Toevoeging voor VertaalVerhaal (8 maart 2019)
De bovenstaande tekst stond op 16 november 2016 op het blog van uitgeverij Lebowski. De opname in de collectie van VertaalVerhaal is een mooie gelegenheid voor een terugblik, of liever voor de vraag: hoe kijk ik nu tegen dat boek aan? We zijn bijna tweeënhalf jaar verder. Is dat wow-gevoel er nog? Is HEMD een vriend gebleven en komt hij nog wel eens langs? Jazeker. Natuurlijk kwamen er nieuwe vertalingen, die me misschien wel dierbaarder zijn. Natuurlijk is er ook van alles uit oudere vertalingen blijven hangen. Iedere vertaler moet dat gevoel kennen: je hoort of ziet of leest of vertaalt iets of maakt iets mee en denkt: zoiets had ik toch al eens bij de hand in een vertaling, welke was dat ook weer? Ook HEMD heeft in dat opzicht concurrenten, maar weet zich te midden daarvan in mijn boekenkast goed te handhaven en wint zelfs vaak de strijd.
Op het ogenblik vertaal ik opnieuw een roman waarin het wemelt van de realia. Een soort rode draad is de romantische Duitse evergreen ‘In einer kleinen Konditorei, da saßen wir zwei …’. Aanvankelijk dacht ik: dat kan ik gewoon laten staan, dat liedje kent iedere Nederlander (in elk geval van boven de vijftig, en andere zullen deze roman niet lezen). Maar dat viel bij een kleine rondvraag vies tegen. Een nichtje van 25 had als eerste associatie: ‘Daar in dat kleine café aan de haven…’ Mmmm. Wat te doen? Kruip ik naar de Nederlandse lezer toe? Van de tearoom bij de banketbakker naar het café aan de haven? Maar ik kan toch niet met droge ogen beweren dat een in Duitsland geboren en getogen jongen een innige band met zijn in Duitsland geboren en getogen moeder heeft via een Nederlands liedje (ook al kent iedere Nederlandse lezer dat en roept het soortgelijke nostalgische gevoelens op als dat Duitse liedje dat bijna geen enkele Nederlander schijnt te kennen)? Kortom: gekmakende realia. Gekmakend voor mij als vertaler. En in zo’n geval pak ik dan HEMD van Witzel uit de kast. Om inspiratie op te doen. Maar ook om mezelf moed in te spreken: Kom op, toen heb je het ook voor elkaar gekregen. Denk na, denk na, denk na, en hou dan op met talmen en dralen en hak de knoop door, want de perfecte oplossing bestaat niet. Daarna laat ik die dikke HEMD met zijn mooie omslag als troost en moedinblazer op het krukje naast de draaistoel liggen waarop ik aan het werk ben.

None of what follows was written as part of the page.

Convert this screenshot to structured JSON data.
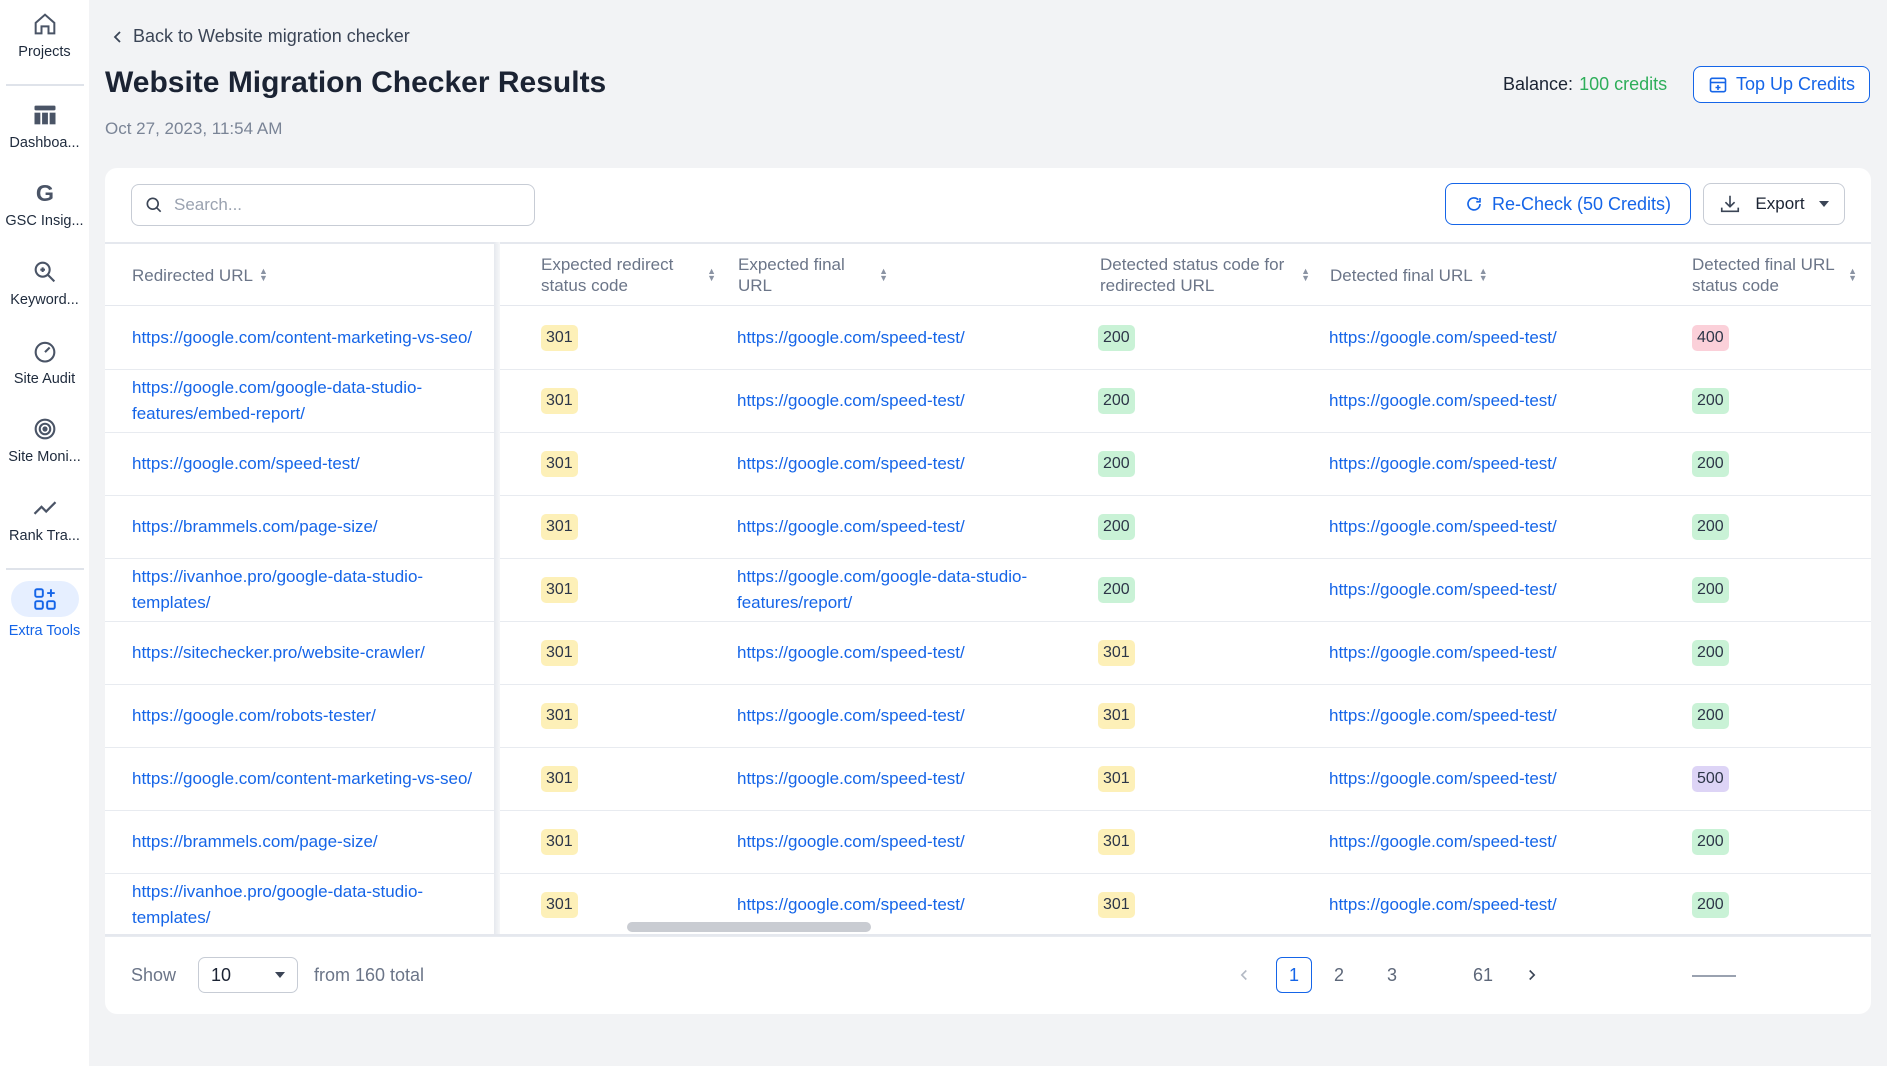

Ook inhoudelijk hoor ik nog vaak Witzels ratel. In de bioscoop bijvoorbeeld, bij de film Werk ohne Autor uit 2018 van Florian Henckel von Donnersmarck (ook regisseur van Das Leben der Anderen). De hoofdpersoon heeft als schoonvader een voormalige ss-arts, die eerst in de communistische ddr rustig doorwerkt als vooraanstaand gynaecoloog en daarna, als de grond hem in de ddr te heet onder de voeten wordt, even gemakkelijk in West-Duitsland aan de slag kan. Een van de thema’s in HEMD: hoe hoge nazi’s die de verschrikkelijkste dingen hebben gedaan, niet alleen nooit zijn gestraft, maar zelfs na de oorlog ijskoud weer de hoogste posities bekleedden.
Ik denk niet dat ik de 875 blz. tellende HEMD zo gauw nog eens van begin tot eind bladzijde voor bladzijde zal lezen, maar het boek blijft een naslagwerk, een soort snoeptrommel ook, waar ik van tijd tot tijd verlekkerd iets uit pak. In ben niet zo trefzeker meer bij het kiezen van de juiste bonbon als tweeënhalf jaar geleden, toen ik gewoon nog uit mijn hoofd wist dat die en die passage op die en die pagina stond en dit of dat onderwerp daar en daar werd behandeld, maar gelukkig heeft het boek een register.